If what we’re saying is we’re going to look at all the factors, we’re going to examine how education overlaps with engineering and we’re going to see how the department of aging overlaps with the department of public works. If we’re going to do that overlapping and intersectionality, and context setting, then you have to do that around policing and enforcement and you have to know what policing and enforcement means for folks of color in this country. Until we do that, I think it really does Vision Zero a disservice and it does people a disservice because it lets them put on their blinders and not look at the reality of what’s happening. 

B: You mention the mental and emotional effects that the constant daily fight takes on you. How do you fight apathy and powerlessness? 

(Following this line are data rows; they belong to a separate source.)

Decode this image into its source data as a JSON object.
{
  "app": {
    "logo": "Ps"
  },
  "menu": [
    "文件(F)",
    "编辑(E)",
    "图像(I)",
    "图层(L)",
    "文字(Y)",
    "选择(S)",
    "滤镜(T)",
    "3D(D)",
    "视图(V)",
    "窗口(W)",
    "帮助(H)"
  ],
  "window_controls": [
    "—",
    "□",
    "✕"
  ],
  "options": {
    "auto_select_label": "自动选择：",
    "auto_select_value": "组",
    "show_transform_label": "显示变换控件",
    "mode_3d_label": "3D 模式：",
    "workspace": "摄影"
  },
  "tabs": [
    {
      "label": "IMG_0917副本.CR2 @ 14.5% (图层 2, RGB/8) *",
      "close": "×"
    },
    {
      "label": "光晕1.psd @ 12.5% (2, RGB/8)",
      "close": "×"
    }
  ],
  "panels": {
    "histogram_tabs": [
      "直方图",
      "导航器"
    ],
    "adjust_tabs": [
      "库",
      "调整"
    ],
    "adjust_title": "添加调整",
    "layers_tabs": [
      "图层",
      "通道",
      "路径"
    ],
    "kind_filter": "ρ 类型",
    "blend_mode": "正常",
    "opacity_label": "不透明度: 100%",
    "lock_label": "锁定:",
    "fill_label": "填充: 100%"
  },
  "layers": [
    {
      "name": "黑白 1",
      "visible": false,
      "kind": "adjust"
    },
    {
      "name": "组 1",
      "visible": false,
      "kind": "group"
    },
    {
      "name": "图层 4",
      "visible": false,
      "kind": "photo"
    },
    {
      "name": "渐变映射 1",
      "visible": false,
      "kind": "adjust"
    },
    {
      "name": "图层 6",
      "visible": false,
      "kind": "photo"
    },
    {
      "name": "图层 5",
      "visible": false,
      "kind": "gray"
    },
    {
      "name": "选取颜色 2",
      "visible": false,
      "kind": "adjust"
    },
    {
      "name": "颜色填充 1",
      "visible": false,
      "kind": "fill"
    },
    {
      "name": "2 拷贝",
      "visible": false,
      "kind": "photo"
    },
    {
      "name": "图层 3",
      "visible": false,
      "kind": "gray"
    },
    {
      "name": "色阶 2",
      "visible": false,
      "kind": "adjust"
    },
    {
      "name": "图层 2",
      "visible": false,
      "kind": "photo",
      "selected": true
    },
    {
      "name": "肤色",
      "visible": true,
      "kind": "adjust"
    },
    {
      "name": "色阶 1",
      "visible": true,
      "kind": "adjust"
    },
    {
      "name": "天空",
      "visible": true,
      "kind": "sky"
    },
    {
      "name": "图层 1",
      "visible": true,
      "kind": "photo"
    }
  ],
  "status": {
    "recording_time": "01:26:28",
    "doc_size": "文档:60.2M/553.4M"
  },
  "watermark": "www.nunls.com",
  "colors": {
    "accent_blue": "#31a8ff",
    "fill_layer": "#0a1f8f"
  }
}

TB: That vacation to Hawaii I'm bout to take. I think as young folks of color, we’re really bad at self-care. I think it's something we all say to ourselves and friends all the time, but we don’t realize we are doing it for us, and that’s really hard, and I’ve noticed that about myself. I’m exhausted. I’m so tried and I think what is it? If one more person comes to me and says to me “I don’t understand X.” like I can’t do it anymore. However, if someone comes to me and says hey “I listened to your speech and I have these very specific questions” or “Yo I’ve been reading about this and this is where I think I am, but here’s something I'm struggling with.” That's a piece of it that I know would help me cope. But I know I would be better at coping if when folks came at me, they were coming at me only after they had done some of that stuff on their own. Spent their time digging in and figuring out where they were on their own journey. The reason I use the term journey, something one of my friends helped me realize, is we can be change makers, we can be out on the frontline, for so many of us just showing up and being ourselves in predominately white spaces, those are acts of rebellion, of renaissance, bravery, and social justice. When we do that, we just have to be honest with ourselves that sometimes just showing up is enough. We put so much pressure on ourselves to show up AND make a change, and really change people’s minds, but at the end of the day, we have to get in the space where we are comfortable being ourselves. But some days, just showing up makes us successful.